The most enraging aspect of the show is the blatant disregard for its story arcs or actors. Plots are first developed and then dropped off the radar altogether (What happened to Donovan’s son?) just to be resurrected again in some form: That whole Star Child nonsense e.g. appeared to become more of an excuse for Elizabeth (Jennifer Cooke) developing super powers that she couldn’t properly control (read: that pop up whenever it’s convenient and there’s no way out otherwise).

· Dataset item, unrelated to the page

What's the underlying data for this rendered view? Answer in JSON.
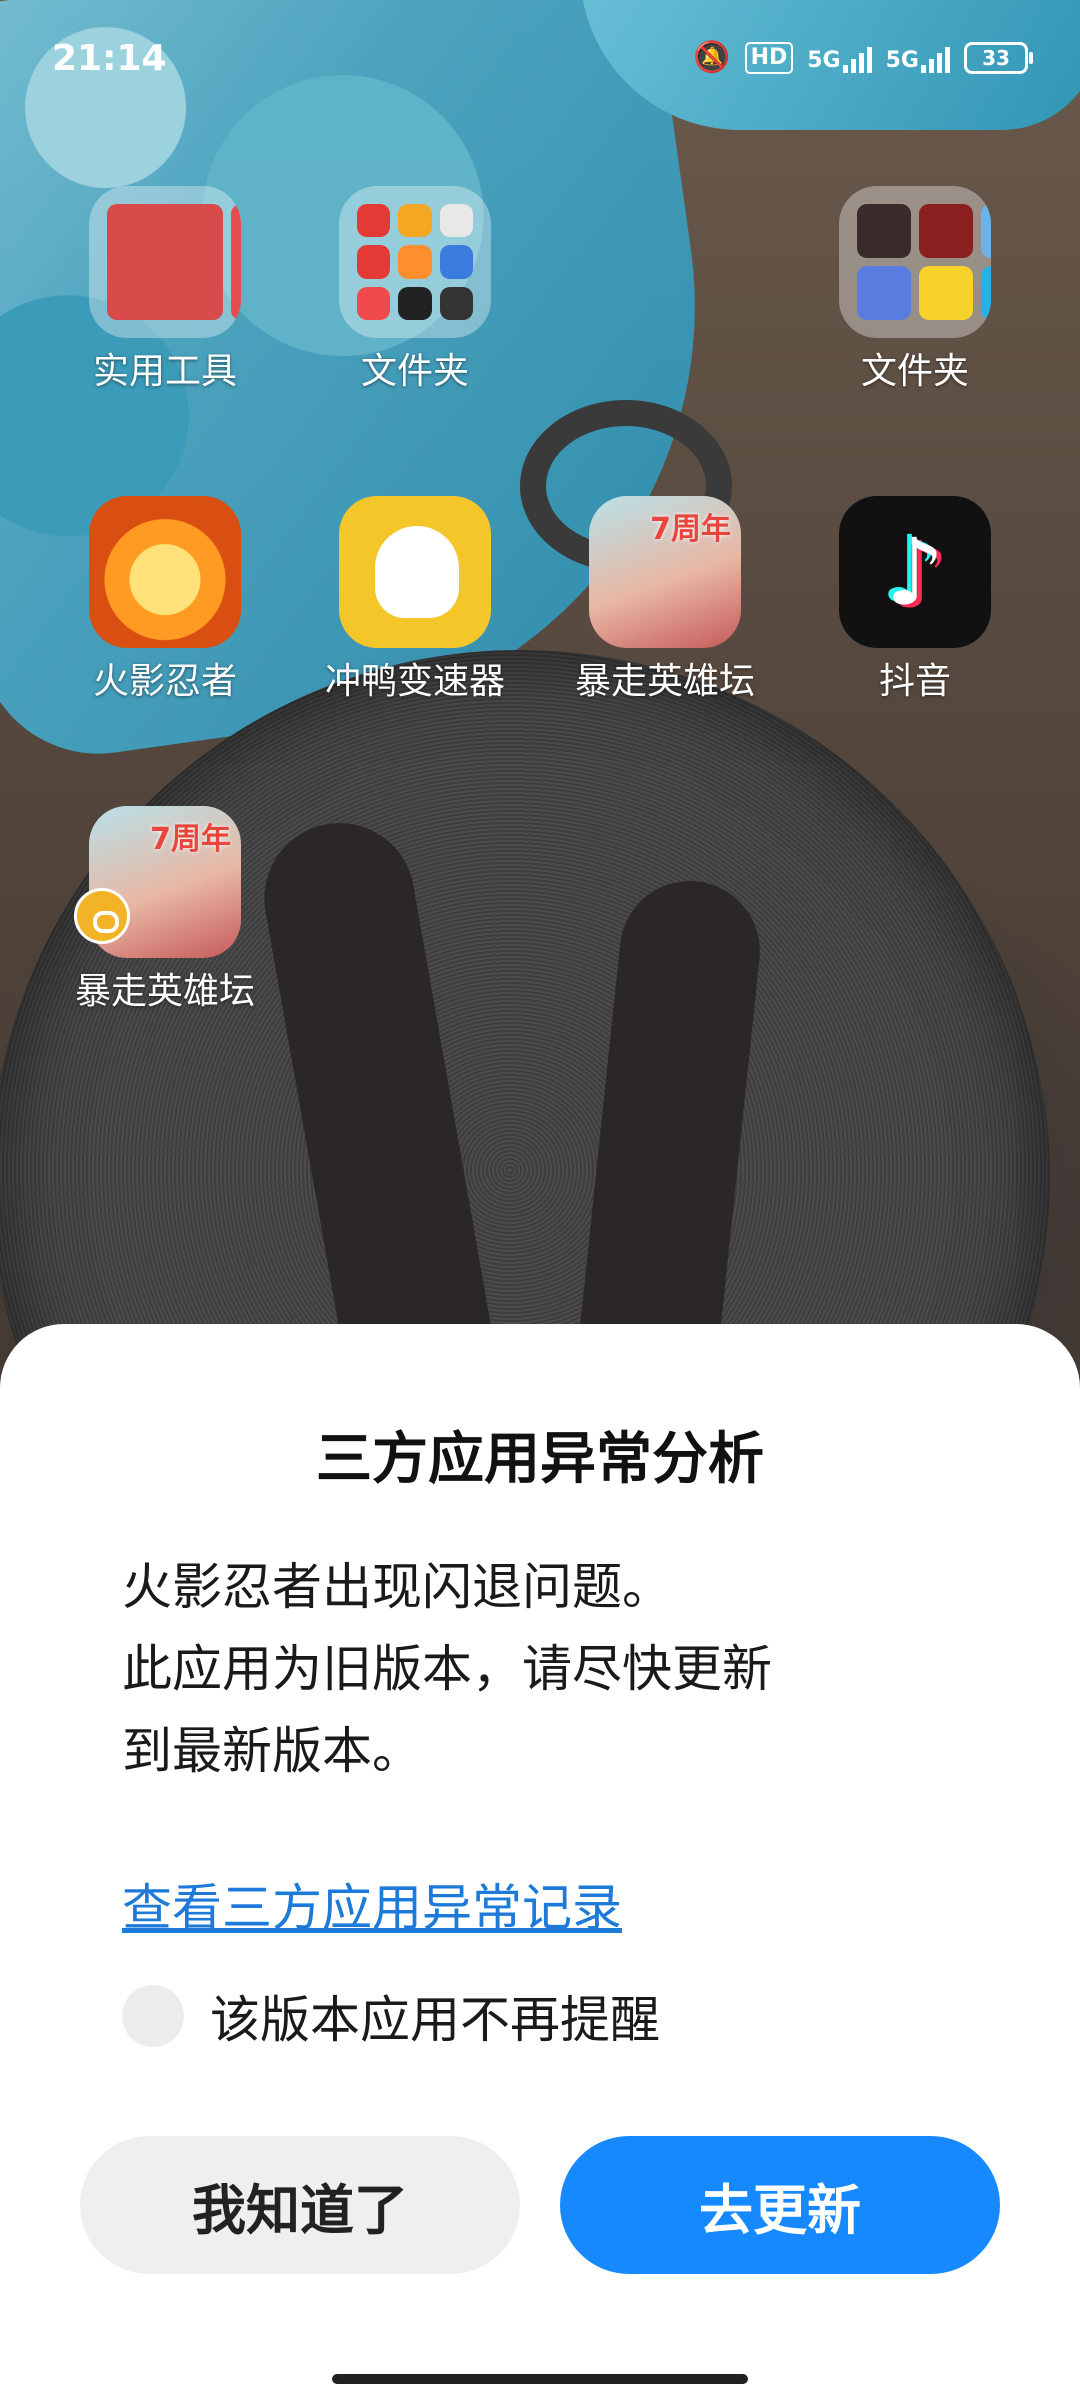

Apart from Donovan (Marc Singer) and Julie Parrish (Faye Grant) as well as Diana (Jane Badler) and newly created character Lydia (June Chadwick), pretty much all the actors appeared expendable. In actual fact there was such a lot of coming and going of main and semi regular actors that midway through the series a new intro had to be created to acknowledge that half of the initial characters were not even around anymore and had either passed away or were simply written out off the series.

One of the victims of this was Michael Ironside, the only actor to be able to hold his own as bad ass Ham Tyler, who disappeared without a mention two thirds into the series. (Incidentally, his character was also ultimately responsible for freeing Diana and causing all the havoc in the first place, yet no one seems to ever pick up on that.)

For the rest of the cast, however, the acting seems to consist of a series of smouldering looks, raised eye brows and hands on hips. Special kudos should go to the various guest-starring male Visitors (Duncan Regehr and Judson Earney Scott as Charles and Lt. James) who manage to even upstage Diana and Lydia in the Big Hair and Tits department.

The series is of course utterly ridiculous and easy to hate, but in a weird, hallucinogenic way it does actually grow on you and you end up welcoming its – dare I say it? – charming idiosyncrasies.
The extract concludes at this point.